Moreover, if the patient has received a recent blood transfusion
the red cell folate concentration will partly reflect the folate
concentration of the transfused red cells.
Specialist investigations
Assays of serum homocysteine (raised in vitamin B12 or folate
deficiency) or methylmalonic acid (raised in vitamin B12
deficiency) are used in some specialised laboratories.
Serum
homocysteine levels are also raised in renal failure, with certain
drugs, e.g. corticosteroids, and increase with age and smoking.
Autoantibodies
For patients with vitamin B12 or folate deficiency it is important
to establish the underlying cause.
In pernicious anaemia,
intrinsic factor antibodies are present in plasma in 50% of
patients and in parietal cell antibodies in 90%. Antigliadin,
anti-endomysial and antireticulin antibodies are usually positive
in gluten-induced enteropathy.
Other investigations
A bone marrow examination is usually performed to confirm
megaloblastic anaemia.
It is also required for the diagnosis of
myelodysplasia, aplastic anaemia, myeloma, or other marrow
disorders associated with macrocytosis.
Radioactive vitamin B12 absorption studies for example,
Schilling test show impaired absorption of the vitamin in
pernicious anaemia; this can be corrected by giving intrinsic
factor.
In patients with an intestinal lesion, however, absorption
of vitamin B12 cannot be corrected with intrinsic factor.
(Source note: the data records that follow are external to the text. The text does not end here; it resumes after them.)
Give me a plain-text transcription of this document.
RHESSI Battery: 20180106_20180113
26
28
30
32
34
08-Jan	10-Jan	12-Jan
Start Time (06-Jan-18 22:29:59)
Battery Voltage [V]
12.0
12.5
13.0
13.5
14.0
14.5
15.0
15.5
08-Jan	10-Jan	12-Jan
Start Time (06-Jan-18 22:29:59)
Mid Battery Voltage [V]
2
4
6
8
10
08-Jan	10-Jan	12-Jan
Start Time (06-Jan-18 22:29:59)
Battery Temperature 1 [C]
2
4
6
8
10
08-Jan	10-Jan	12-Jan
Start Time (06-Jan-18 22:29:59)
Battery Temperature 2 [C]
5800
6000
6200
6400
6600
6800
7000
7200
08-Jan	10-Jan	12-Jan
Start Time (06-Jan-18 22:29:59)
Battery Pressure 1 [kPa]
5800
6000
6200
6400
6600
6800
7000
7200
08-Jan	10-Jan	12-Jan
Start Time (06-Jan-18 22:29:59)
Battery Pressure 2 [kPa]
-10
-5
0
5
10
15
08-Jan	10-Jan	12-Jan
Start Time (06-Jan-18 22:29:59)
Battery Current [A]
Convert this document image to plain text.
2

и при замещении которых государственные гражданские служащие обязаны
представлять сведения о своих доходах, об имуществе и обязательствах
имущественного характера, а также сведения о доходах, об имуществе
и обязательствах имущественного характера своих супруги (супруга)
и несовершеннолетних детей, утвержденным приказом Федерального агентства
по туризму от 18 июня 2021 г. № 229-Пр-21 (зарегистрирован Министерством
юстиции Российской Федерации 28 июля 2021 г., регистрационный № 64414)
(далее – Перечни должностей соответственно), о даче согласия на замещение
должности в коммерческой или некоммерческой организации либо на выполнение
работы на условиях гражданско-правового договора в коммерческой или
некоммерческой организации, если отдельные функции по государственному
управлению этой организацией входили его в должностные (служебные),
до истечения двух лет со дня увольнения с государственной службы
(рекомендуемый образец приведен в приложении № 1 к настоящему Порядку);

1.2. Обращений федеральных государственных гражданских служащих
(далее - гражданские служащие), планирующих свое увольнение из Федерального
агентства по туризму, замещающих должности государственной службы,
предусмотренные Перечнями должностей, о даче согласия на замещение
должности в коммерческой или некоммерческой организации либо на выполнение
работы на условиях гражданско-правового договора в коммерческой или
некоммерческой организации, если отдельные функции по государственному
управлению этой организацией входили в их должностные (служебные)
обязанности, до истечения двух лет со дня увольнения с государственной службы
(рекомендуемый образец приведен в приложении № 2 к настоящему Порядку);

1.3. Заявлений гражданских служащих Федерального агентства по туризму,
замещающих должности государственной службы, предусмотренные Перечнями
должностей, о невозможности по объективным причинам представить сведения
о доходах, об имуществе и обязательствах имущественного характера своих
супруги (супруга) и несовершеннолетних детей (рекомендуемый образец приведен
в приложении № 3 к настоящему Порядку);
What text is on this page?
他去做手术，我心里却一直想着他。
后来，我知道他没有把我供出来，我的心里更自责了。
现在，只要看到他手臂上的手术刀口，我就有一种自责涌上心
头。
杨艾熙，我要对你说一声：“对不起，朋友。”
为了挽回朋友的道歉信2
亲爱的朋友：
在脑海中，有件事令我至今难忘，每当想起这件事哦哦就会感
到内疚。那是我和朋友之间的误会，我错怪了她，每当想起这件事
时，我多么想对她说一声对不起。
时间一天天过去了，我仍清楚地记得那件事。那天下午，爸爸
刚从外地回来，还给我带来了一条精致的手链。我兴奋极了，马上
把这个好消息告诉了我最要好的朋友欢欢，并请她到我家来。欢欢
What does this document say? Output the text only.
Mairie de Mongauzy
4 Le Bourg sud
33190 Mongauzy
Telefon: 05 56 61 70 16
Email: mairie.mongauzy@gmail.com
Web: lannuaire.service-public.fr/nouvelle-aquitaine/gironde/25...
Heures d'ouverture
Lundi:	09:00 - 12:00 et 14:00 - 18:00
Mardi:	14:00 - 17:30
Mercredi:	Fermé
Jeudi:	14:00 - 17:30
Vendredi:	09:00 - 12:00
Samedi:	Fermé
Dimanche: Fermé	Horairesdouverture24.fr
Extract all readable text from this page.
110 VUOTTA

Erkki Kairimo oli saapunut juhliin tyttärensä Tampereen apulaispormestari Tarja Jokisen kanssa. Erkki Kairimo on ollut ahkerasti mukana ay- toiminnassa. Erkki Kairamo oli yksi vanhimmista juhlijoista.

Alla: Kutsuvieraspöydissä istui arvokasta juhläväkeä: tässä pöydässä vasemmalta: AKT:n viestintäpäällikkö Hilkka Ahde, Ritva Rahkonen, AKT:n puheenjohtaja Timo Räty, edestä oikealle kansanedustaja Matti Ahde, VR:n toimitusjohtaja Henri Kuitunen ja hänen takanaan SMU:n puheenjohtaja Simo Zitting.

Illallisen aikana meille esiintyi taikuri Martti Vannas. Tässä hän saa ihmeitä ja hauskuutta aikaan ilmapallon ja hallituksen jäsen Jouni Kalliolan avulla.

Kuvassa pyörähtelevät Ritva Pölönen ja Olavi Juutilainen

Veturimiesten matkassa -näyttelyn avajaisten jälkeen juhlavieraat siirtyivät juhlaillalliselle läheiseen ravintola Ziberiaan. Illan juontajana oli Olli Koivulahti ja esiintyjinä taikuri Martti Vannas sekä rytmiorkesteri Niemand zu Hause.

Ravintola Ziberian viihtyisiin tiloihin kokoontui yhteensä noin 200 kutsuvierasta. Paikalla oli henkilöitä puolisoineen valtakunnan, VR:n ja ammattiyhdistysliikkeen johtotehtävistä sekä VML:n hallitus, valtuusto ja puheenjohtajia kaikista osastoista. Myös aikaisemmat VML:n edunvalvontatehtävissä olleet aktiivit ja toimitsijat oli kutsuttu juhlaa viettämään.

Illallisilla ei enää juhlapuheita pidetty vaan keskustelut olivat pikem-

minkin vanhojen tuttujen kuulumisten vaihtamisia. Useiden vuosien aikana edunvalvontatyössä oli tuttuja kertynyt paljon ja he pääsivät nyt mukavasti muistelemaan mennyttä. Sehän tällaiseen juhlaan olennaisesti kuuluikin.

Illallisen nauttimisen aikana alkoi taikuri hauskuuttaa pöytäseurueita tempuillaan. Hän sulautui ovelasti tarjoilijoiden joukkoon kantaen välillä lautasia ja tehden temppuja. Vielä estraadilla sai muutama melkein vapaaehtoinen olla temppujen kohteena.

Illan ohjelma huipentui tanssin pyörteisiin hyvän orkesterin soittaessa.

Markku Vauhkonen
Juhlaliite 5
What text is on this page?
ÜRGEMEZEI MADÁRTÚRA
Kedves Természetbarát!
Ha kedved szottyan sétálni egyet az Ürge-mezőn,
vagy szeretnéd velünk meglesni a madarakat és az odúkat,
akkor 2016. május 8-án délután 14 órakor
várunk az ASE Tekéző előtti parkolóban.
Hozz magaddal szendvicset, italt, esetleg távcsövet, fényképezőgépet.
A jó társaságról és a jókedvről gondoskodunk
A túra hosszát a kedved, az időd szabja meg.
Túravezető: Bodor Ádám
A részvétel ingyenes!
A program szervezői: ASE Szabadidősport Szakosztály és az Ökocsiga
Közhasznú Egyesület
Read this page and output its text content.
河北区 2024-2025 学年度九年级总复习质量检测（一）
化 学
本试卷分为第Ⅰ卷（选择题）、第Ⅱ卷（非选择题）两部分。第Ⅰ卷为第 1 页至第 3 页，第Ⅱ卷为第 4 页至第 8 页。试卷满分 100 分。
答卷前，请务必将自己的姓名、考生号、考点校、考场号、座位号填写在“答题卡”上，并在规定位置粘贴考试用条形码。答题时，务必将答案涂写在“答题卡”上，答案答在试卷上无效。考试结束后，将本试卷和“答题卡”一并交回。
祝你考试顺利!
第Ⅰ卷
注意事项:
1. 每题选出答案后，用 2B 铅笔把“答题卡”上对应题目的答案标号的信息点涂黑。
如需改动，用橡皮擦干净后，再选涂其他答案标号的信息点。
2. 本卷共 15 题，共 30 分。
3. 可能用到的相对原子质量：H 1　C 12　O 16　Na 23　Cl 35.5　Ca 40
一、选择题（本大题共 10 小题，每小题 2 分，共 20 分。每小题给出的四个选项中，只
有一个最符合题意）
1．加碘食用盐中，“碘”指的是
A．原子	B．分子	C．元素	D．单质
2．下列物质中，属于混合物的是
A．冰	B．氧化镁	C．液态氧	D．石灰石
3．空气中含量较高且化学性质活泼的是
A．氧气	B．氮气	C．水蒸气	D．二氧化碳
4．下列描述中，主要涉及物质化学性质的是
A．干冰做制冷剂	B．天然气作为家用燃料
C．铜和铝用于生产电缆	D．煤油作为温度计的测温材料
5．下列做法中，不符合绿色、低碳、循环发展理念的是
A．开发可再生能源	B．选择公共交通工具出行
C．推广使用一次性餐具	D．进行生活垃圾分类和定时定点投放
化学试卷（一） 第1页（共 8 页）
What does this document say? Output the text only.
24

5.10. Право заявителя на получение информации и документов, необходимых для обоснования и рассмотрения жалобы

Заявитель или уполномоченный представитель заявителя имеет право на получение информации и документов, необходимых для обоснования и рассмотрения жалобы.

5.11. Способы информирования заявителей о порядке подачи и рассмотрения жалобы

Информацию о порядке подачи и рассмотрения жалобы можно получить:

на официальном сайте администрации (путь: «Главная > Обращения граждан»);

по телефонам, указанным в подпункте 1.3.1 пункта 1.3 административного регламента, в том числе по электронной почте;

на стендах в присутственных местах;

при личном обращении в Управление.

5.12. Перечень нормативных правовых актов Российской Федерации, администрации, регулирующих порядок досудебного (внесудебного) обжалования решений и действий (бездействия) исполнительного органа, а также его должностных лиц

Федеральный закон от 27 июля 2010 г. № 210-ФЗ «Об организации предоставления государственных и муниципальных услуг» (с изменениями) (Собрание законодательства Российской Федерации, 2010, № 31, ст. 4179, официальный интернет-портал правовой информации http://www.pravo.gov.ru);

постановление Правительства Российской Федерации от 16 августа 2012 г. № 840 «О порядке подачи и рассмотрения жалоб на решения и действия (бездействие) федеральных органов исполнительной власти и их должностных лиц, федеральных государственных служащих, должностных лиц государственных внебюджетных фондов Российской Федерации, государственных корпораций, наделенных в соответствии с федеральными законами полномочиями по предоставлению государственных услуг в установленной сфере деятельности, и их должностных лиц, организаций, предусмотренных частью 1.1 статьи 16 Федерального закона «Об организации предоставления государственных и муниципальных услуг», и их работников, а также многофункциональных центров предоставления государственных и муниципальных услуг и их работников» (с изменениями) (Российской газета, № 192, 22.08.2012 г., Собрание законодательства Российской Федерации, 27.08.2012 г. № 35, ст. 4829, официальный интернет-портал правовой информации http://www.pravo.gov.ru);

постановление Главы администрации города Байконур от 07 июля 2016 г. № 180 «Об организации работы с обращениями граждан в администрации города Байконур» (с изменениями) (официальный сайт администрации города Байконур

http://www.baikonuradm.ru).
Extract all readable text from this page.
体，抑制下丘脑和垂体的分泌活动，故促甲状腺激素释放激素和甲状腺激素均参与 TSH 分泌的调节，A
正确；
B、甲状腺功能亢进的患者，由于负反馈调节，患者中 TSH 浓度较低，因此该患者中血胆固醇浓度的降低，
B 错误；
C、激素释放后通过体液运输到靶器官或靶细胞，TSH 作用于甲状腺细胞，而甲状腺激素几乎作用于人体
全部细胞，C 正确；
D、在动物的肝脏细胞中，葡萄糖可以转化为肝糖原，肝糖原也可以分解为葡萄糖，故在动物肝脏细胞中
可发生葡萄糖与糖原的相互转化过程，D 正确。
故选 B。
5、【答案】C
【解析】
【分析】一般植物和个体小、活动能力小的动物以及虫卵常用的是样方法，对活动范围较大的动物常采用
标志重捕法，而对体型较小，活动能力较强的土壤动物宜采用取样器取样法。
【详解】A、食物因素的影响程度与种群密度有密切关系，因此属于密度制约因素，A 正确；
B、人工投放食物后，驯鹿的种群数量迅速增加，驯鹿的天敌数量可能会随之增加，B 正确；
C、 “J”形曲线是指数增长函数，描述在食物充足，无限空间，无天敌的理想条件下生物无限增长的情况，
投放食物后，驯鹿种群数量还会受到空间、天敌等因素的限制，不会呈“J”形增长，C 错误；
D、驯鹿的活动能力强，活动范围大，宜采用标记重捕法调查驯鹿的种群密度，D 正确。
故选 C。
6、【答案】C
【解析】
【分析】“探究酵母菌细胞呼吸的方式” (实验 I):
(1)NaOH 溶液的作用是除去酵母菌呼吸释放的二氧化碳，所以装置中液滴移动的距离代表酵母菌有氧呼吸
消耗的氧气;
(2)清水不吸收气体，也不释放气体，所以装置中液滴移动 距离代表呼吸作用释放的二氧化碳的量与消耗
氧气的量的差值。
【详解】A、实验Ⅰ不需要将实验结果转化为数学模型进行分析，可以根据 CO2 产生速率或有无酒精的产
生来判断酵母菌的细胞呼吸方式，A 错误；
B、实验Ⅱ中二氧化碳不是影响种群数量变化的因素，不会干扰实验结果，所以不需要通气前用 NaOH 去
Human
intrinsic factor is no longer licensed for this test because of
concern about transmission of prion disease.
Endoscopy should be performed to confirm atrophic
gastritis and exclude gastric carcinoma or gastric polyps, which are two to three times more common in patients with
pernicious anaemia than in age and sex matched controls.
If folate deficiency is diagnosed, it is important to assess
dietary folate intake and to exclude gluten induced
enteropathy by tests for serum antigliadin and anti-endomysial
antibodies, endoscopy and duodenal biopsy.
The deficiency is
common in patients with diseases of increased cell turnover
who also have a poor diet.
Treatment
Vitamin B12 deficiency is treated initially by giving the patient
six injections of hydroxo-cobalamin 1 mg at intervals of about
three to four days, followed by four such injections a year for
life.
For patients undergoing total gastrectomy or ileal resection
it is sensible to start the maintenance injections from the time
of operation.
For vegans, less frequent injections for example,
one or two a year may be sufficient, and the patient should be
advised to eat foods to which vitamin B12 has been added, such
as certain fortified breads or other foods.
Folate deficiency is treated with folic acid, usually 5 mg daily
orally for four months, which is continued only if the
underlying cause cannot be corrected.
As prophylaxis against
folate deficiency in patients with a severe haemolytic anaemia
such as sickle cell anaemia 5 mg folic acid once weekly is
probably sufficient.
Vitamin B12 deficiency must be excluded in
all patients starting folic acid treatment at these doses as such
treatment may correct the anaemia in vitamin B12 deficiency
but allow neurological disease to develop.